Minnesota House votes for board to run trust lands
Dennis Lien, Pioneer Press, March 19, 2012 –
The Minnesota House opted Monday, March 19, to approve a shift in control of 2.5 million acres of school trust lands in northern Minnesota from a state agency to a new board in hopes of generating more money for schools.
The House voted 104-26 to scrap oversight of those lands by the Department of Natural Resources and give it to a five-member permanent school fund board.
Sponsored by Rep. Tim O’Driscoll, R-Sartell, the bill tries to raise more money for public schools from land the federal government gave the state when it was established in 1858. Most of that land was sold off for agriculture or development long ago, but what’s left is typically in northern Minnesota and not available for sale or such revenue-generating practices as development.

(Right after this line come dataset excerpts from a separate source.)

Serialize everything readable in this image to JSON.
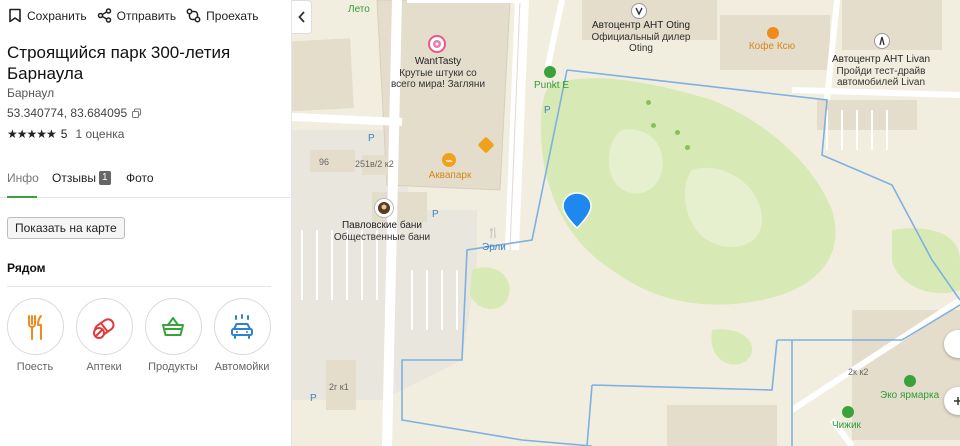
{
  "actions": {
    "save": "Сохранить",
    "send": "Отправить",
    "route": "Проехать"
  },
  "place": {
    "title": "Строящийся парк 300-летия Барнаула",
    "city": "Барнаул",
    "coords": "53.340774, 83.684095",
    "stars": "★★★★★",
    "rating": "5",
    "reviews": "1 оценка"
  },
  "tabs": {
    "info": "Инфо",
    "reviews": "Отзывы",
    "reviews_count": "1",
    "photo": "Фото"
  },
  "show_on_map": "Показать на карте",
  "nearby": {
    "title": "Рядом",
    "items": [
      {
        "label": "Поесть",
        "icon": "fork-knife-icon"
      },
      {
        "label": "Аптеки",
        "icon": "pills-icon"
      },
      {
        "label": "Продукты",
        "icon": "basket-icon"
      },
      {
        "label": "Автомойки",
        "icon": "car-wash-icon"
      }
    ]
  },
  "map": {
    "street_leto": "Лето",
    "wanttasty": {
      "name": "WantTasty",
      "desc1": "Крутые штуки со",
      "desc2": "всего мира! Загляни"
    },
    "aquapark": "Аквапарк",
    "banya": {
      "name": "Павловские бани",
      "desc": "Общественные бани"
    },
    "erli": "Эрли",
    "punkt_e": "Punkt E",
    "oting": {
      "name": "Автоцентр АНТ Oting",
      "desc1": "Официальный дилер",
      "desc2": "Oting"
    },
    "coffee": "Кофе Ксю",
    "livan": {
      "name": "Автоцентр АНТ Livan",
      "desc1": "Пройди тест-драйв",
      "desc2": "автомобилей Livan"
    },
    "eko": "Эко ярмарка",
    "chizhik": "Чижик",
    "house_96": "96",
    "house_251": "251в/2 к2",
    "house_2g": "2г к1",
    "house_2k": "2к к2",
    "parking": "P",
    "colors": {
      "park": "#d7e9b4",
      "boundary": "#7eb0e2",
      "pin": "#1e88f0",
      "road": "#ffffff",
      "building": "#e4ddcc"
    }
  }
}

The DNR manages those lands, generating income through timber sales, land leases and mineral royalties. After expenses, it sends leftover money to a permanent trust fund.
In recent years, that fund has generated $22 million to $27 million a year for public schools, a level critics of the arrangement contend could be higher.
Advocates of retaining DNR control, however, contend the change would create a new bureaucracy and would leave lands vulnerable to degradation. They also question whether the state would bring in more money.
The legislation would create the school fund board, which would select a director who is responsible for administering and managing those lands. It also creates a legislative commission to advise the board and review legislation affecting it.
A similar bill is awaiting action in a Senate panel.